The backlash against scripting languages has begun

Chris via Digitalmars-d digitalmars-d at puremagic.com
Mon May 16 07:50:46 PDT 2016


On Monday, 16 May 2016 at 14:07:06 UTC, Ola Fosheim Grøstad wrote:
>
> I don't think Python ever will replace C++ or Java, but it is 
> actually a decent language when you add type annotations. 
> Fortunately PyCharm supports type annotations in comments which 
> makes Python2.7 much more acceptable when writing web-services 
> in Python. Of course, web-services tend to resolve around 
> checking data connecting to other systems, so not really self 
> contained programs (most of the program "state" is in remote 
> databases, http services, mem-cache servers etc).
>

The sad thing is that people _thought_ they could use Python (and 
other SLs) to do things C++ and D etc. are better suited for. But 
people are beginning to realize that it was a mistake 
(performance, maintenance, type safety etc). It's actually not 
the SLs per se that are experiencing a backlash, it's the way 
they've been used that has come under scrutiny. I have no issues 
with Python, and I don't blame it for having been used in places 
where it shouldn't have been used in the first place.
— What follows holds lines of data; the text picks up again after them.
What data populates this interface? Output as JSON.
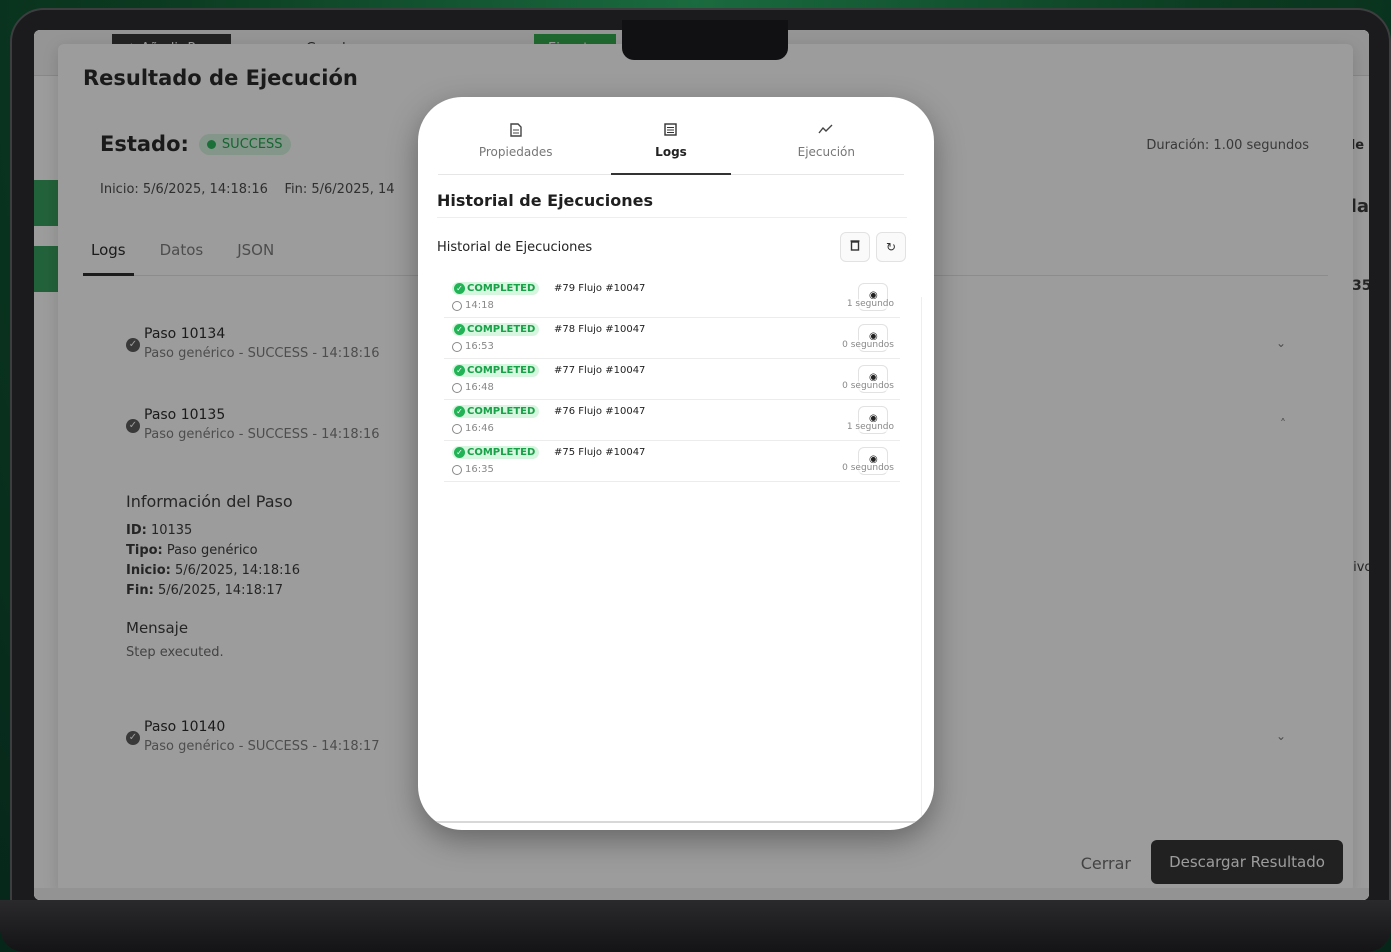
{
  "background_app": {
    "toolbar": {
      "add_step": "+ Añadir Paso",
      "save": "Guardar",
      "run": "Ejecutar"
    },
    "right_fragments": [
      "de",
      "da",
      "35",
      "tivo"
    ]
  },
  "result_dialog": {
    "title": "Resultado de Ejecución",
    "estado_label": "Estado:",
    "estado_value": "SUCCESS",
    "duracion": "Duración: 1.00 segundos",
    "inicio": "Inicio: 5/6/2025, 14:18:16",
    "fin": "Fin: 5/6/2025, 14",
    "tabs": [
      "Logs",
      "Datos",
      "JSON"
    ],
    "steps": [
      {
        "name": "Paso 10134",
        "sub": "Paso genérico - SUCCESS - 14:18:16"
      },
      {
        "name": "Paso 10135",
        "sub": "Paso genérico - SUCCESS - 14:18:16"
      },
      {
        "name": "Paso 10140",
        "sub": "Paso genérico - SUCCESS - 14:18:17"
      }
    ],
    "info": {
      "title": "Información del Paso",
      "id_label": "ID:",
      "id_value": "10135",
      "tipo_label": "Tipo:",
      "tipo_value": "Paso genérico",
      "inicio_label": "Inicio:",
      "inicio_value": "5/6/2025, 14:18:16",
      "fin_label": "Fin:",
      "fin_value": "5/6/2025, 14:18:17",
      "mensaje_title": "Mensaje",
      "mensaje_text": "Step executed."
    },
    "cerrar": "Cerrar",
    "descargar": "Descargar Resultado"
  },
  "panel": {
    "tabs": [
      {
        "label": "Propiedades",
        "icon": "document-icon"
      },
      {
        "label": "Logs",
        "icon": "list-icon"
      },
      {
        "label": "Ejecución",
        "icon": "chart-line-icon"
      }
    ],
    "heading": "Historial de Ejecuciones",
    "subheading": "Historial de Ejecuciones",
    "executions": [
      {
        "status": "COMPLETED",
        "title": "#79  Flujo #10047",
        "time": "14:18",
        "duration": "1 segundo"
      },
      {
        "status": "COMPLETED",
        "title": "#78  Flujo #10047",
        "time": "16:53",
        "duration": "0 segundos"
      },
      {
        "status": "COMPLETED",
        "title": "#77  Flujo #10047",
        "time": "16:48",
        "duration": "0 segundos"
      },
      {
        "status": "COMPLETED",
        "title": "#76  Flujo #10047",
        "time": "16:46",
        "duration": "1 segundo"
      },
      {
        "status": "COMPLETED",
        "title": "#75  Flujo #10047",
        "time": "16:35",
        "duration": "0 segundos"
      }
    ]
  },
  "colors": {
    "success_green": "#22b356",
    "badge_bg": "#d7f6df",
    "dark_button": "#2b2b2b"
  }
}
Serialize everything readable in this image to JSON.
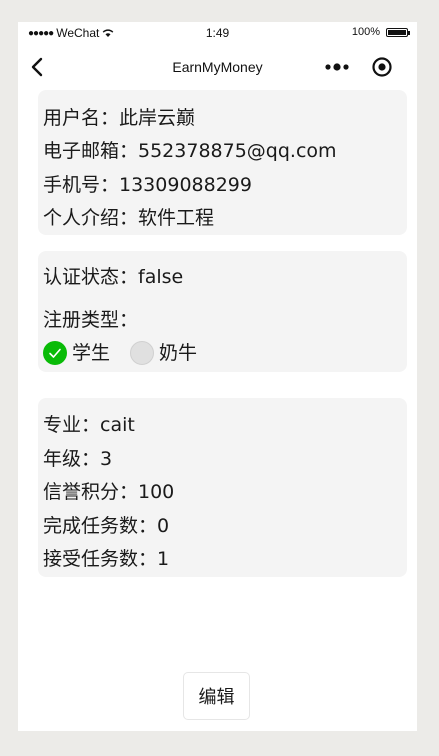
{
  "status_bar": {
    "carrier": "WeChat",
    "time": "1:49",
    "battery": "100%"
  },
  "nav": {
    "title": "EarnMyMoney"
  },
  "profile": {
    "username": "用户名：此岸云巅",
    "email": "电子邮箱：552378875@qq.com",
    "phone": "手机号：13309088299",
    "intro": "个人介绍：软件工程"
  },
  "registration": {
    "auth_status": "认证状态：false",
    "type_label": "注册类型：",
    "options": [
      {
        "label": "学生",
        "checked": true
      },
      {
        "label": "奶牛",
        "checked": false
      }
    ]
  },
  "student_info": {
    "major": "专业：cait",
    "grade": "年级：3",
    "credit": "信誉积分：100",
    "completed": "完成任务数：0",
    "accepted": "接受任务数：1"
  },
  "actions": {
    "edit_label": "编辑"
  },
  "colors": {
    "accent_green": "#09bb07",
    "card_bg": "#f4f4f4"
  }
}
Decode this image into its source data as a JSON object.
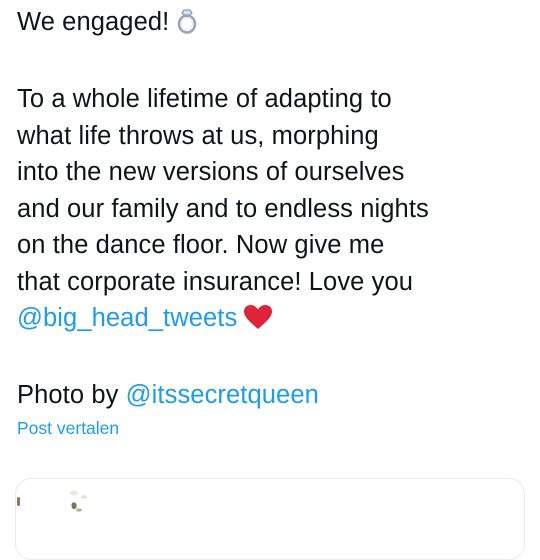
{
  "tweet": {
    "line1": "We engaged!",
    "line1_emoji": "ring-icon",
    "body_lines": [
      "To a whole lifetime of adapting to",
      "what life throws at us, morphing",
      "into the new versions of ourselves",
      "and our family and to endless nights",
      "on the dance floor. Now give me",
      "that corporate insurance! Love you"
    ],
    "mention_partner": "@big_head_tweets",
    "mention_partner_emoji": "red-heart-icon",
    "photo_credit_prefix": "Photo by",
    "mention_photographer": "@itssecretqueen"
  },
  "translate_label": "Post vertalen",
  "colors": {
    "text": "#0f1419",
    "link": "#1d9bf0",
    "heart": "#e0223b",
    "card_border": "#e6ecf0"
  }
}
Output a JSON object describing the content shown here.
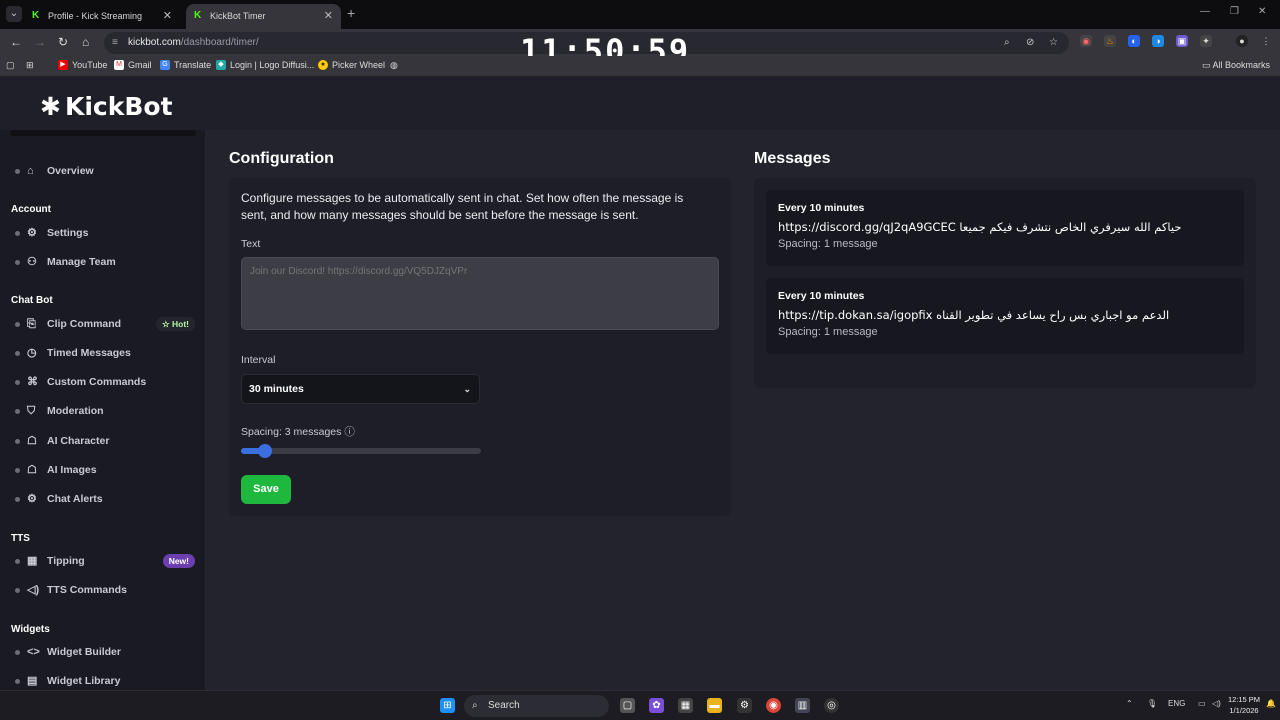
{
  "browser": {
    "tabs": [
      {
        "title": "Profile - Kick Streaming",
        "active": false
      },
      {
        "title": "KickBot Timer",
        "active": true
      }
    ],
    "url_host": "kickbot.com",
    "url_path": "/dashboard/timer/",
    "bookmarks": [
      "YouTube",
      "Gmail",
      "Translate",
      "Login | Logo Diffusi...",
      "Picker Wheel"
    ],
    "all_bookmarks": "All Bookmarks"
  },
  "overlay_clock": "11:50:59",
  "app": {
    "logo": "KickBot",
    "sidebar": {
      "items_top": [
        {
          "label": "Overview",
          "icon": "home-icon"
        }
      ],
      "sections": [
        {
          "title": "Account",
          "items": [
            {
              "label": "Settings",
              "icon": "gear-icon"
            },
            {
              "label": "Manage Team",
              "icon": "users-icon"
            }
          ]
        },
        {
          "title": "Chat Bot",
          "items": [
            {
              "label": "Clip Command",
              "icon": "clip-icon",
              "badge": "Hot!"
            },
            {
              "label": "Timed Messages",
              "icon": "clock-icon"
            },
            {
              "label": "Custom Commands",
              "icon": "commands-icon"
            },
            {
              "label": "Moderation",
              "icon": "shield-icon"
            },
            {
              "label": "AI Character",
              "icon": "robot-icon"
            },
            {
              "label": "AI Images",
              "icon": "image-icon"
            },
            {
              "label": "Chat Alerts",
              "icon": "bell-icon"
            }
          ]
        },
        {
          "title": "TTS",
          "items": [
            {
              "label": "Tipping",
              "icon": "store-icon",
              "badge": "New!"
            },
            {
              "label": "TTS Commands",
              "icon": "speaker-icon"
            }
          ]
        },
        {
          "title": "Widgets",
          "items": [
            {
              "label": "Widget Builder",
              "icon": "code-icon"
            },
            {
              "label": "Widget Library",
              "icon": "library-icon"
            }
          ]
        }
      ]
    },
    "configuration": {
      "heading": "Configuration",
      "description": "Configure messages to be automatically sent in chat. Set how often the message is sent, and how many messages should be sent before the message is sent.",
      "text_label": "Text",
      "text_placeholder": "Join our Discord! https://discord.gg/VQ5DJZqVPr",
      "interval_label": "Interval",
      "interval_value": "30 minutes",
      "spacing_label": "Spacing: 3 messages",
      "spacing_fraction": 0.1,
      "save_label": "Save"
    },
    "messages": {
      "heading": "Messages",
      "items": [
        {
          "interval": "Every 10 minutes",
          "text": "https://discord.gg/qJ2qA9GCEC حياكم الله سيرفري الخاص نتشرف فيكم جميعا",
          "spacing": "Spacing: 1 message"
        },
        {
          "interval": "Every 10 minutes",
          "text": "https://tip.dokan.sa/igopfix الدعم مو اجباري بس راح يساعد في تطوير القناه",
          "spacing": "Spacing: 1 message"
        }
      ]
    }
  },
  "taskbar": {
    "search_placeholder": "Search",
    "language": "ENG",
    "time": "12:15 PM",
    "date": "1/1/2026"
  },
  "colors": {
    "accent": "#3b6fe0",
    "save": "#1eb83e",
    "kick_green": "#53fc18"
  }
}
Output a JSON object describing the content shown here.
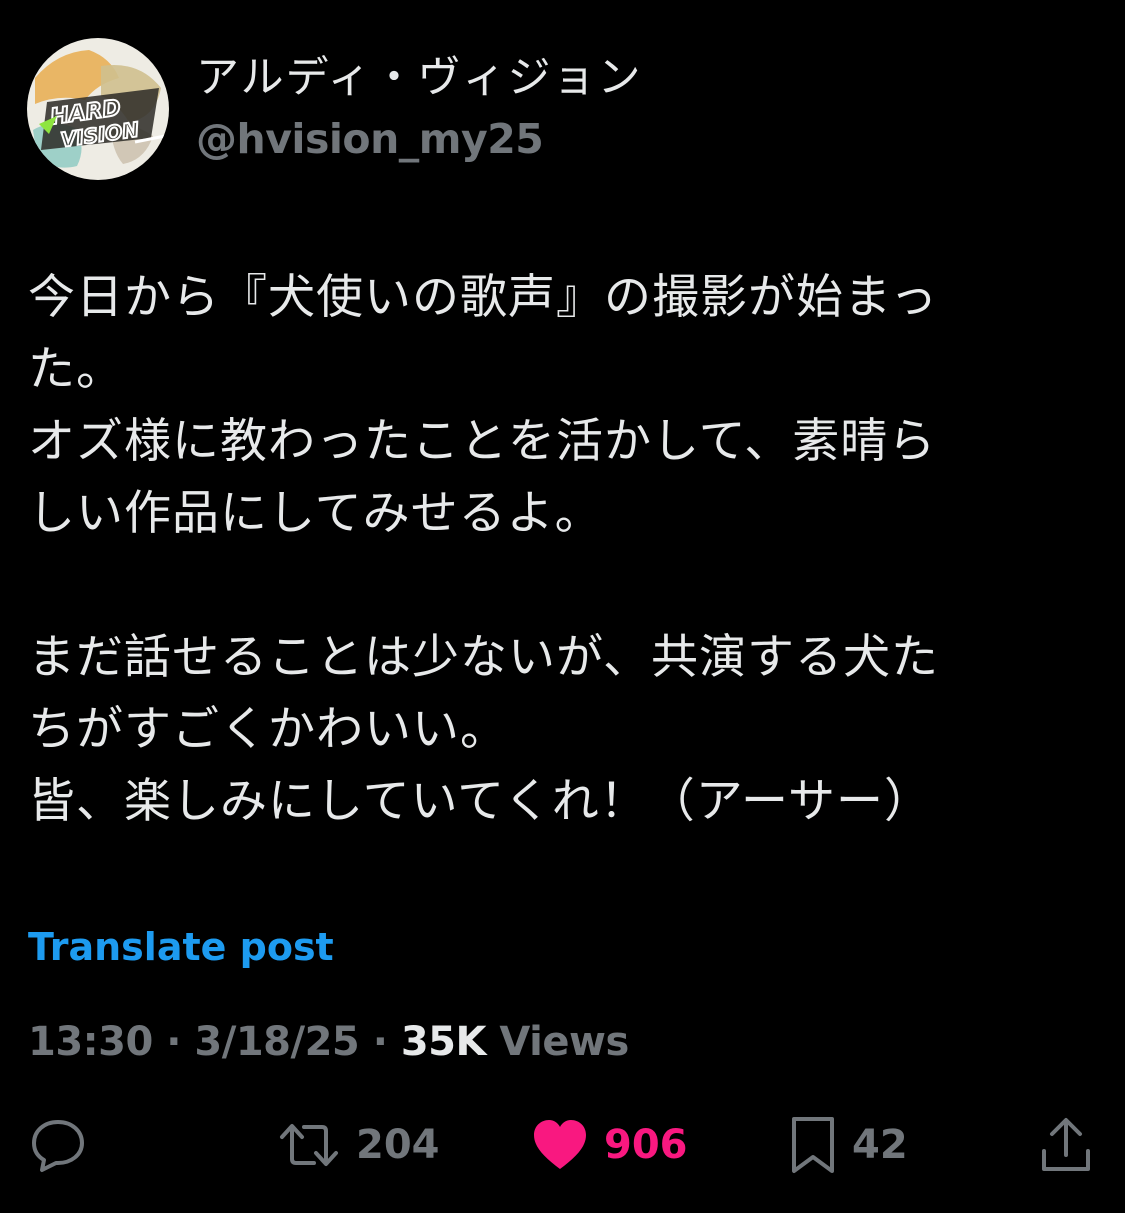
{
  "author": {
    "display_name": "アルディ・ヴィジョン",
    "handle": "@hvision_my25",
    "avatar_icon": "hard-vision-logo-avatar"
  },
  "post": {
    "lines": [
      "今日から『犬使いの歌声』の撮影が始まっ",
      "た。",
      "オズ様に教わったことを活かして、素晴ら",
      "しい作品にしてみせるよ。",
      "",
      "まだ話せることは少ないが、共演する犬た",
      "ちがすごくかわいい。",
      "皆、楽しみにしていてくれ！（アーサー）"
    ],
    "translate_label": "Translate post"
  },
  "meta": {
    "time": "13:30",
    "sep1": " · ",
    "date": "3/18/25",
    "sep2": " · ",
    "views_count": "35K",
    "views_label": " Views"
  },
  "actions": {
    "reply_icon": "speech-bubble-icon",
    "retweet_count": "204",
    "like_count": "906",
    "bookmark_count": "42",
    "share_icon": "upload-icon"
  },
  "colors": {
    "background": "#000000",
    "text": "#e7e9ea",
    "secondary": "#71767b",
    "link": "#1d9bf0",
    "like": "#f91880"
  }
}
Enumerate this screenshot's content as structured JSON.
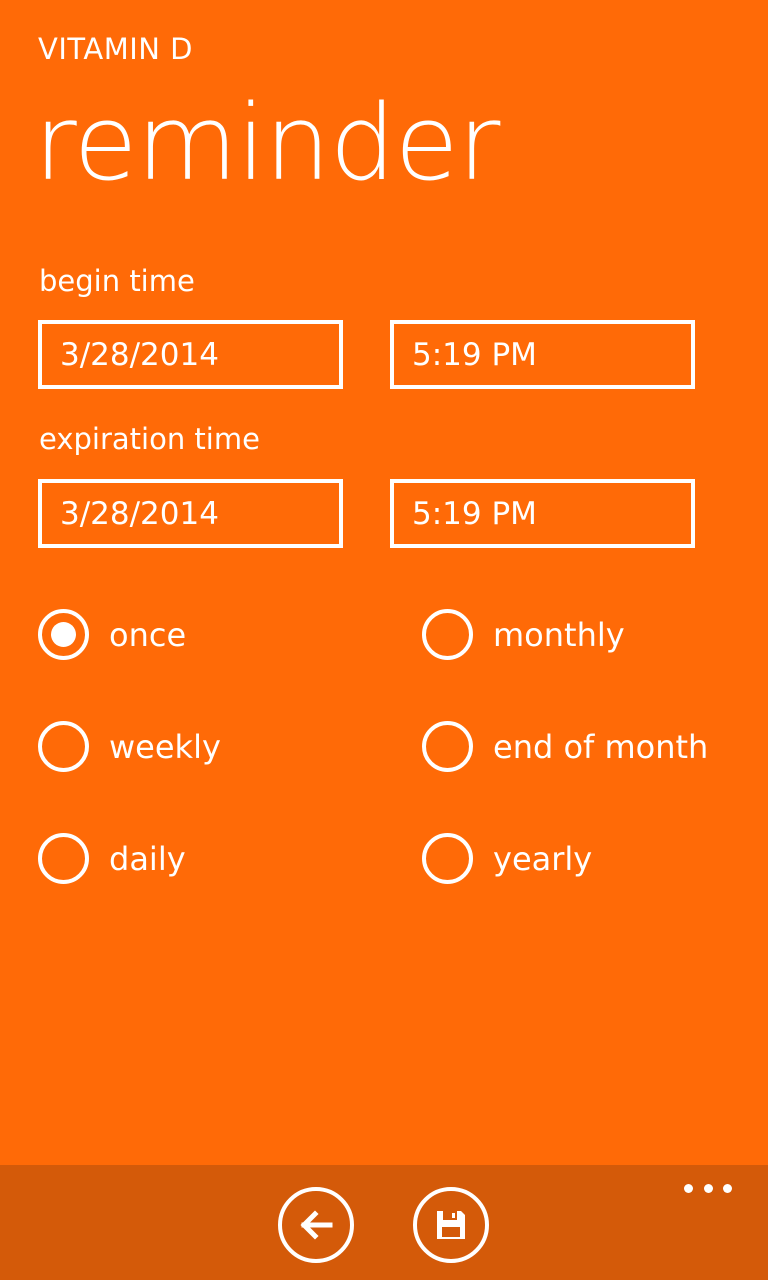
{
  "header": {
    "app_title": "VITAMIN D",
    "page_title": "reminder"
  },
  "begin": {
    "label": "begin time",
    "date": "3/28/2014",
    "time": "5:19 PM"
  },
  "expiration": {
    "label": "expiration time",
    "date": "3/28/2014",
    "time": "5:19 PM"
  },
  "recurrence": {
    "selected": "once",
    "options": [
      "once",
      "monthly",
      "weekly",
      "end of month",
      "daily",
      "yearly"
    ]
  },
  "appbar": {
    "icons": [
      "back-arrow-icon",
      "save-icon",
      "more-icon"
    ]
  },
  "colors": {
    "accent": "#FF6A07",
    "appbar": "#D45A09",
    "foreground": "#FFFFFF"
  }
}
> Yes, if you implement the system in one big monolithic 
> executable. If you write many smaller independent programs that 
> communicate then it works out ok. So it is somewhat context 
> dependent.
>

I've written a small CMS in PHP. Of course you _can_ do it. I 
would have preferred Lua though. For fun I set up a 
vibe.d/DerelictLua based system and the Lua code was much more 
elegant and much more concise. Lua was designed from scratch. PHP 
started out as a hack, and it shows.